Er war ein ganz besonderer Baum.

Sein kurzer Stamm war leicht gekrümmt und wuchs noch dazu schräg empor, wie eine schief in die Erde gesteckte Banane.
Dafür neigte sich wiederum seine Krone gänzlich auf die andere Seite, wo die Äste fast bis auf den Boden hingen. Wenn ich mich an den mit dickem, weichem Moos bewachsenen Stamm lehnte, wölbte sich seine gesamte Krone über mir - eine von stetigem leisen Rauschen und heiterem Vogelgezwitscher erfüllte, grün-goldene Kuppel. Ich hatte den Eindruck, dass der Baum mir mit den starken Armen seiner Äste Schutz und Zuflucht gewährte.
An diesem Platz, in einem alten Obstgarten, auf einem Hügel, am Rand des schönen Bodensees, war nie ein Mensch ausser mir selbst.
Dies war mein ganz geheimer Platz zum Träumen und Entspannen: Hinter mir die sanften Hügelketten, voller blühender, duftender Apfel- und Kirschbäume, unter mir der glitzernde See, gesprenkelt von weissen Segeln, dahinter das mächtige Massiv der Alpen mit ihren schneebedeckten Gipfeln.

Kurz nach meinem Auszug von "Zuhause", dem Ort von dem ich bereits das Meiste vergessen hatte, habe ich den Baum entdeckt. Hatte ich eine Kindheit gehabt? Hatte ich einmal reden und lachen können, wie andere Menschen? Auch wenn ich mich bemühte, konnte ich mich nicht mehr an recht viel erinnern.
Nun wurde der Apfelbaum mein Freund. Ich besuchte ihn täglich, nächtigte unter seiner Kuppel geborgen, im unwirklichen Schein des bleichen Vollmondes. Die Hügel wurden vom bläulich-weissen Mondlicht in eine so traumhafte Märchenlandschaft verwandelt, wie ich es nie mehr wieder erlebte.
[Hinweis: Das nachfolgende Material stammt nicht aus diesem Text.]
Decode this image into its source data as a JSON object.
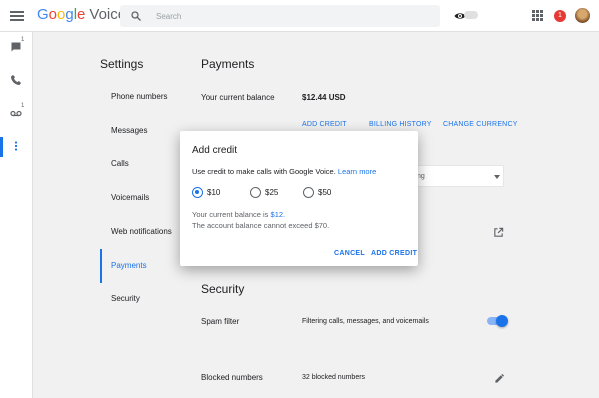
{
  "app": {
    "logo_google": "Google",
    "logo_voice": "Voice"
  },
  "search": {
    "placeholder": "Search"
  },
  "topbar": {
    "notifications_count": "1"
  },
  "rail": [
    {
      "icon": "message-icon",
      "count": "1"
    },
    {
      "icon": "phone-icon",
      "count": ""
    },
    {
      "icon": "voicemail-icon",
      "count": "1"
    },
    {
      "icon": "more-vert-icon",
      "count": ""
    }
  ],
  "settings": {
    "title": "Settings",
    "nav": [
      {
        "label": "Phone numbers"
      },
      {
        "label": "Messages"
      },
      {
        "label": "Calls"
      },
      {
        "label": "Voicemails"
      },
      {
        "label": "Web notifications"
      },
      {
        "label": "Payments",
        "active": true
      },
      {
        "label": "Security"
      }
    ]
  },
  "payments": {
    "title": "Payments",
    "balance_label": "Your current balance",
    "balance_value": "$12.44 USD",
    "add_credit": "ADD CREDIT",
    "billing_history": "BILLING HISTORY",
    "change_currency": "CHANGE CURRENCY",
    "currency_dropdown_visible_text": "ng"
  },
  "security": {
    "title": "Security",
    "spam_label": "Spam filter",
    "spam_desc": "Filtering calls, messages, and voicemails",
    "spam_enabled": true,
    "blocked_label": "Blocked numbers",
    "blocked_desc": "32 blocked numbers"
  },
  "dialog": {
    "title": "Add credit",
    "desc": "Use credit to make calls with Google Voice.",
    "learn_more": "Learn more",
    "options": [
      "$10",
      "$25",
      "$50"
    ],
    "selected": "$10",
    "balance_note_prefix": "Your current balance is",
    "balance_note_amount": "$12.",
    "limit_note": "The account balance cannot exceed $70.",
    "cancel": "CANCEL",
    "confirm": "ADD CREDIT"
  },
  "colors": {
    "accent": "#1a73e8",
    "badge": "#e53935",
    "background": "#f1f1f1"
  }
}
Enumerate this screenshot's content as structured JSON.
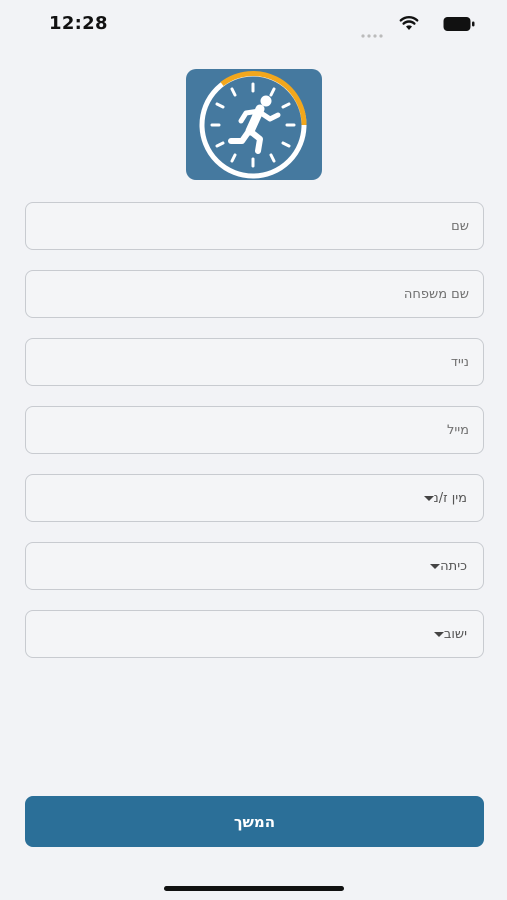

Undurchdringliche Nebelschwaden zogen durch die Niederungen und liessen einen glauben, auf einer Insel inmitten eines Wolkenmeeres zu treiben. Dennoch ging der Blick in die Weite, man konnte das Glühen des erleuchteten Fensters der Berghütte am höchsten Gipfel des Kammes erblicken und durch das Watte-Meer tief unten die vielen Lichter der Fähre verschwommen wahrnehmen. Sie erschienen mir, wie die eines Geisterschiffes. Denn alles rundherum war in vollkommene Lautlosigkeit getaucht, als wäre die Zeit stehengeblieben.

Ich habe auch mit meinem Baum geredet - in Gedanken natürlich - und seinen Stamm gestreichelt und umarmt. Und manchmal streichelte er mich mit den feinen herabhängenden Astspitzen, die im Wind wehten.
Doch seltsamerweise habe ich nie einen Apfel von ihm gegessen. Obwohl ich im Herbst Fallobst gesammelt habe in allen umliegenden Gärten der Stadt - ich kann mich nicht erinnern, je einen Apfel von ihm gepflückt zu haben. Vielleicht trug er auch keine in diesem Jahr, er war ja schon so alt.
Die Strudel des Lebens haben mich weiter getragen, fort von den schönen Orten und den verdrängten Erinnerungen. Aber ich habe nie den Baum vergessen, der mich behütet hat, und mir Geborgenheit zeigte, als ich keinem Menschen mehr vertrauen konnte.
Der mich so zärtlich zurück ins Leben gestupst hat. Seine Botschaft war: Vergebung.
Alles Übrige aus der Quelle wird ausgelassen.